Auslöser des Streits ist die von Metz gegen Josef Ratzinger gerichtete These, das
gegenwärtige Christentum sei Erbe einer halbierten Vernunft. Es sei darum
schwach, weil es für die Universalität seines Wahrheitsanspruchs auf die
Philosophie der Griechen gesetzt habe. Josef Ratzinger liefere dafür den Beleg,
wenn dieser in einem Beitrag zum Thema „Europa – verpflichtendes Erbe für die
Christen“, schreibt: „Das Christentum ist die in Jesus Christus vermittelte
Synthese zwischen dem Glauben Israels und dem griechischen Geist.“[34]
Metz setzt dagegen die These, daß es „ein originäres Denk- und Geistangebot für
das Christentum auch aus Israel [gibt].“[35]

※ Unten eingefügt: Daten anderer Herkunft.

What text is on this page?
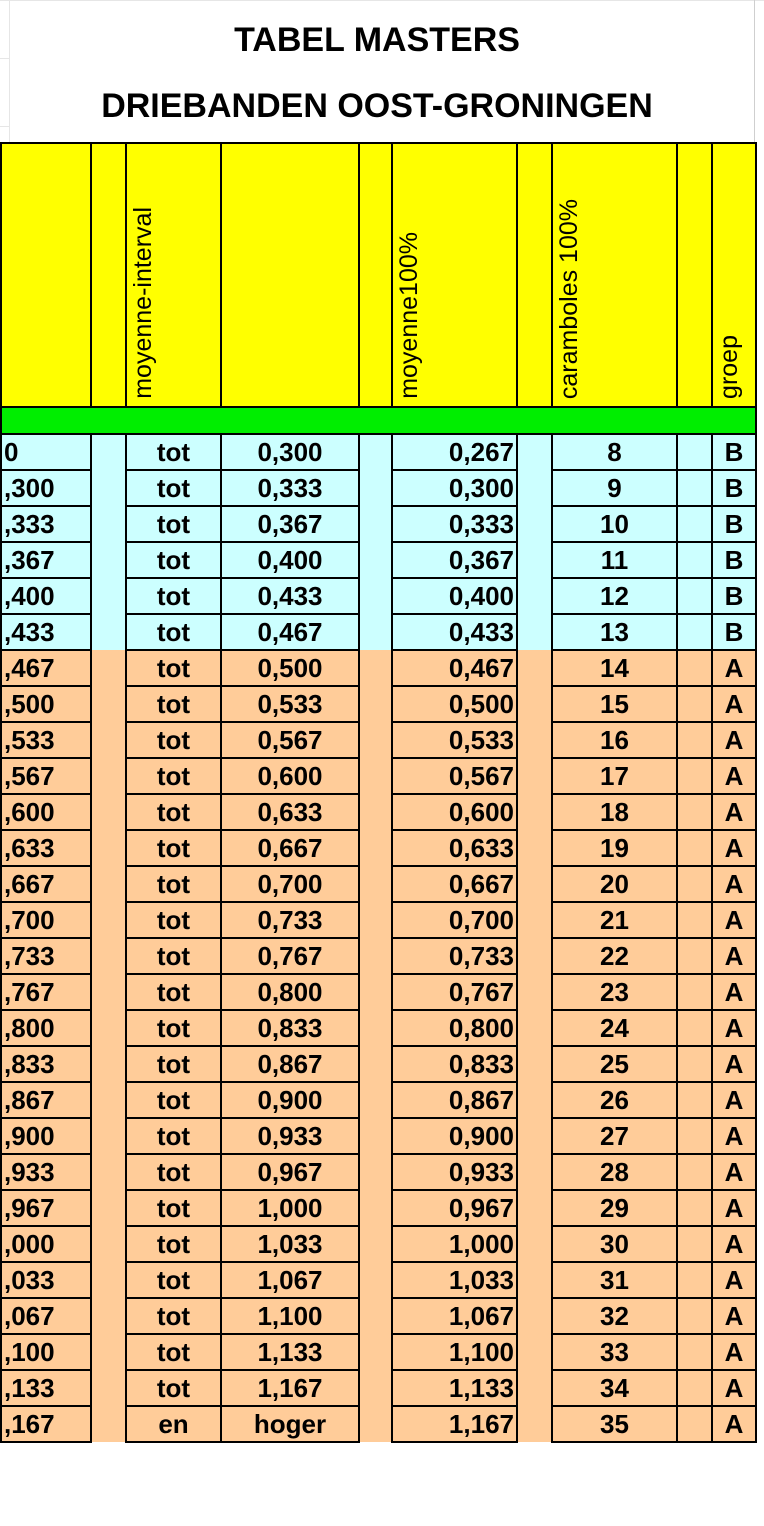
TABEL MASTERS
DRIEBANDEN OOST-GRONINGEN
		moyenne-interval			moyenne100%		caramboles 100%		groep

0		tot	0,300		0,267		8		B
,300		tot	0,333		0,300		9		B
,333		tot	0,367		0,333		10		B
,367		tot	0,400		0,367		11		B
,400		tot	0,433		0,400		12		B
,433		tot	0,467		0,433		13		B
,467		tot	0,500		0,467		14		A
,500		tot	0,533		0,500		15		A
,533		tot	0,567		0,533		16		A
,567		tot	0,600		0,567		17		A
,600		tot	0,633		0,600		18		A
,633		tot	0,667		0,633		19		A
,667		tot	0,700		0,667		20		A
,700		tot	0,733		0,700		21		A
,733		tot	0,767		0,733		22		A
,767		tot	0,800		0,767		23		A
,800		tot	0,833		0,800		24		A
,833		tot	0,867		0,833		25		A
,867		tot	0,900		0,867		26		A
,900		tot	0,933		0,900		27		A
,933		tot	0,967		0,933		28		A
,967		tot	1,000		0,967		29		A
,000		tot	1,033		1,000		30		A
,033		tot	1,067		1,033		31		A
,067		tot	1,100		1,067		32		A
,100		tot	1,133		1,100		33		A
,133		tot	1,167		1,133		34		A
,167		en	hoger		1,167		35		A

Und dieses originäre Geistangebot sei als das geschichtliche Andenken Israels
wesenhaft anamnetisch und von der Überfremdung durch den Universalismus des griechischen
Geistes zu befreien.
Gegen
diese zu simple Sicht (Metz bietet ja nur eine neue Variante der altbekannten
Enthellenisierungsthese) meldet sich Habermas zu Wort mit seinem Beitrag
„Israel oder Athen. - Wem gehört die anamnetische Vernunft?“[36]
Der
für unser Thema „Europa und die Philosophie“ entscheidende Punkt bei Habermas
ist nun der, daß er die von Metz kritisierte Spannung zwischen dem Erbe Jerusalems
und dem Erbe Athens geradezu als schlechthin geschichtsbildende und für das
heutige Europa unverzichtbare Kraft ausweist. Ohne diese „kontrapunktische
Spannung“, um noch einmal den Ausdruck Josef Piepers zu verwenden, seien die
wesentlichen Elemente der europäischen Kultur und Rechtsverfassung nie
entstanden:
„Ich
meine den Begriff der subjektiven Freiheit und die Forderung des gleichen
Rechts für jeden – auch und gerade für den Fremden in seiner Eigenheit und
Andersheit. Ich meine den Begriff der Autonomie, einer Selbstbindung des
Willens aus moralischer Einsicht, die auf Verhältnisse reziproker Anerkennung
angewiesen ist.“[37]
Nur
die fortgesetzte Erinnerung an das gemeinsame Erbe Israels und Athens, an die
Symbiose von Glaube und Vernunft, vermöge die vormoralischen Grundlagen des
modernen europäischen Rechtsstaates im Bewußtsein der Öffentlichkeit lebendig zu
erhalten.
Dieser
Streit zwischen Metz und Habermas gehört so gewissermaßen zur Vorgeschichte des
berühmten Münchner Dialogs zwischen Jürgen Habermas und Josef Ratzinger über
die vormoralischen Grundlagen des modernen Rechtsstaats.[38]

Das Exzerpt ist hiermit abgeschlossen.